President Obama submitted his proposed federal budget for 2013 to Congress this week. As expected, it’s controversial. Much of the debate leading into the fall’s elections will be over what programs should be cut and how much taxes should be raised—if at all—on high income Americans in order to reduce the federal government’s deficit, let alone pay down the national debt.

As part of the debate, there will be choices important to individuals and families affected by mental illness, regardless of political party. Mental illness does not discriminate. It affects Republicans, Democrats and Independents alike.

For example, the President’s proposal would cut $360 billion in Medicare and Medicaid payments over 10 years, in part by cutting payments to providers. It also would freeze the National Institutes of Health budget, which is the source for scientific research into mental illness. Along with disability income, housing and other practical needs, these areas make the difference for treatment and recovery.

The squeeze on Medicaid especially affects state mental health care systems. In November, 2012, NAMI released a special report that outlined the impact of that squeeze, along with state budget cuts.

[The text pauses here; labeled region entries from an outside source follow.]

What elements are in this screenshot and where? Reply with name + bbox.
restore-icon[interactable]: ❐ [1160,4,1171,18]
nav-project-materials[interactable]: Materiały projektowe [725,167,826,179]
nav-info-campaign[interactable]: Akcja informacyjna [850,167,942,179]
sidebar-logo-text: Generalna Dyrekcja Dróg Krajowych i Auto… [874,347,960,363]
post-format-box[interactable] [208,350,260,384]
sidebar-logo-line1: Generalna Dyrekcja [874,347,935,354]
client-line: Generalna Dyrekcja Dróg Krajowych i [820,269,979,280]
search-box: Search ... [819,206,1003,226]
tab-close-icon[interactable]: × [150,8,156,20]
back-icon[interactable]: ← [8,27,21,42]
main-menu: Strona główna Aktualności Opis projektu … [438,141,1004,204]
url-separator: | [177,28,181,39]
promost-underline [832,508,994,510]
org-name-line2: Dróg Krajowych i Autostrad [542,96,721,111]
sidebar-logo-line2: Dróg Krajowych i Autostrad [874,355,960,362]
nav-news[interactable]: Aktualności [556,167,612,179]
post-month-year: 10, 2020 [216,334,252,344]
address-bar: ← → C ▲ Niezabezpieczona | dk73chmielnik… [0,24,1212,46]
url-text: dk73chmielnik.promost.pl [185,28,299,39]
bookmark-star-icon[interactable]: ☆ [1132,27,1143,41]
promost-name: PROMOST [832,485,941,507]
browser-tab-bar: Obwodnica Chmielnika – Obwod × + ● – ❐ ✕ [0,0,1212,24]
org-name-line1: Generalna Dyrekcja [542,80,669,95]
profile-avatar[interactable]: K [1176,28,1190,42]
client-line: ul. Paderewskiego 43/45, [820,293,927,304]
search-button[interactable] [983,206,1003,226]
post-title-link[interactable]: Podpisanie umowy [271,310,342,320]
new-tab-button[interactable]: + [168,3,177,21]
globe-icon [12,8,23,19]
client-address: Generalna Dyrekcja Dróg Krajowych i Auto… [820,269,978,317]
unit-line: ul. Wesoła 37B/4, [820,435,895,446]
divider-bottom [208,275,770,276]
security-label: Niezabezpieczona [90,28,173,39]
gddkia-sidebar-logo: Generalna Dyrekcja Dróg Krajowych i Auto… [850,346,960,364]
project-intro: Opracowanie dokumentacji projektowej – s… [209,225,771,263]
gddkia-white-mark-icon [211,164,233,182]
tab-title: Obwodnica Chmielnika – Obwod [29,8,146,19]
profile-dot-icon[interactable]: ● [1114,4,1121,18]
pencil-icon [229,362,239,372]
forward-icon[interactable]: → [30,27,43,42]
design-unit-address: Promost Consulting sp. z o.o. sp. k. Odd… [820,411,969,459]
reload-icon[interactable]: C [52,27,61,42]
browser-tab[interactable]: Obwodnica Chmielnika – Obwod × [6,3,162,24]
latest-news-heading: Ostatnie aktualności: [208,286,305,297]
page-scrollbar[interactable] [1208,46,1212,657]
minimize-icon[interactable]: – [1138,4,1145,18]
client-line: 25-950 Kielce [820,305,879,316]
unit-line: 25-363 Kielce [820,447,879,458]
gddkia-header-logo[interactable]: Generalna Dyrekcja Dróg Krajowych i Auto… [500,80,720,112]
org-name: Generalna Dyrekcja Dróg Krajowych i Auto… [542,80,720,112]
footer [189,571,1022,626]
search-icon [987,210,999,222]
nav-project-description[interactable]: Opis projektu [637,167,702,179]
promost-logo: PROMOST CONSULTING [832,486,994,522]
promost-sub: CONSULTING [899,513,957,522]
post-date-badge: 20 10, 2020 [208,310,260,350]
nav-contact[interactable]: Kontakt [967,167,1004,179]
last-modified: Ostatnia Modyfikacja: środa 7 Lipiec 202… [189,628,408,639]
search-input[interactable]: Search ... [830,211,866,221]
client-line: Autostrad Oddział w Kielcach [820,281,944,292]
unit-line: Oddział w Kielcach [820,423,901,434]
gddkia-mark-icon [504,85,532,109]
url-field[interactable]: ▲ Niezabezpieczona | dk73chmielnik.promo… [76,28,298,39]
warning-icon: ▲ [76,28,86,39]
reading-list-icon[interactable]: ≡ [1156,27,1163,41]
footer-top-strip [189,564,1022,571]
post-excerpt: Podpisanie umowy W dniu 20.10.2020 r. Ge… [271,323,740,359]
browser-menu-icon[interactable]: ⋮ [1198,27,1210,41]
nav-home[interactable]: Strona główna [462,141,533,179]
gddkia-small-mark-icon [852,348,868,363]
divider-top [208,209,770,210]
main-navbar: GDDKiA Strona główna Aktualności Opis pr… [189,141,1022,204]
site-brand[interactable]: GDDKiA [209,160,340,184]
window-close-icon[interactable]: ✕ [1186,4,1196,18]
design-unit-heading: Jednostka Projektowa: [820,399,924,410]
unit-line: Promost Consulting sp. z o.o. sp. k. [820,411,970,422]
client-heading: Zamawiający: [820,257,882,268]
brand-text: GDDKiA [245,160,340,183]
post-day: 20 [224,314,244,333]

Expect state budget crises to continue. This past week, debate in several states and the impact of cuts—and rising demand—filled headlines in Florida, Iowa, Ohio and Oklahoma. In Florida, The Bradenton Herald posted a video of a protest that raised public awareness of the local impact of a proposed $91 million cut in state mental health care.

“If I didn’t have this service, I probably would be homeless,” Jeffrey Vassey, a 55-year-old man living with schizophrenia told the paper.

Budget debates speak in terms of trillions, billions, millions and thousands of dollars, depending on the size of the community—national, state or local.

It’s easy to lose perspective.

At the ground level, however, the perspective is easy. Mental health care often makes the difference between living on the streets and moving toward recovery. It can make the difference between life and death.

Let’s all keep that fact in mind and remind legislators and political candidates of it every chance we get as the budget debates continue.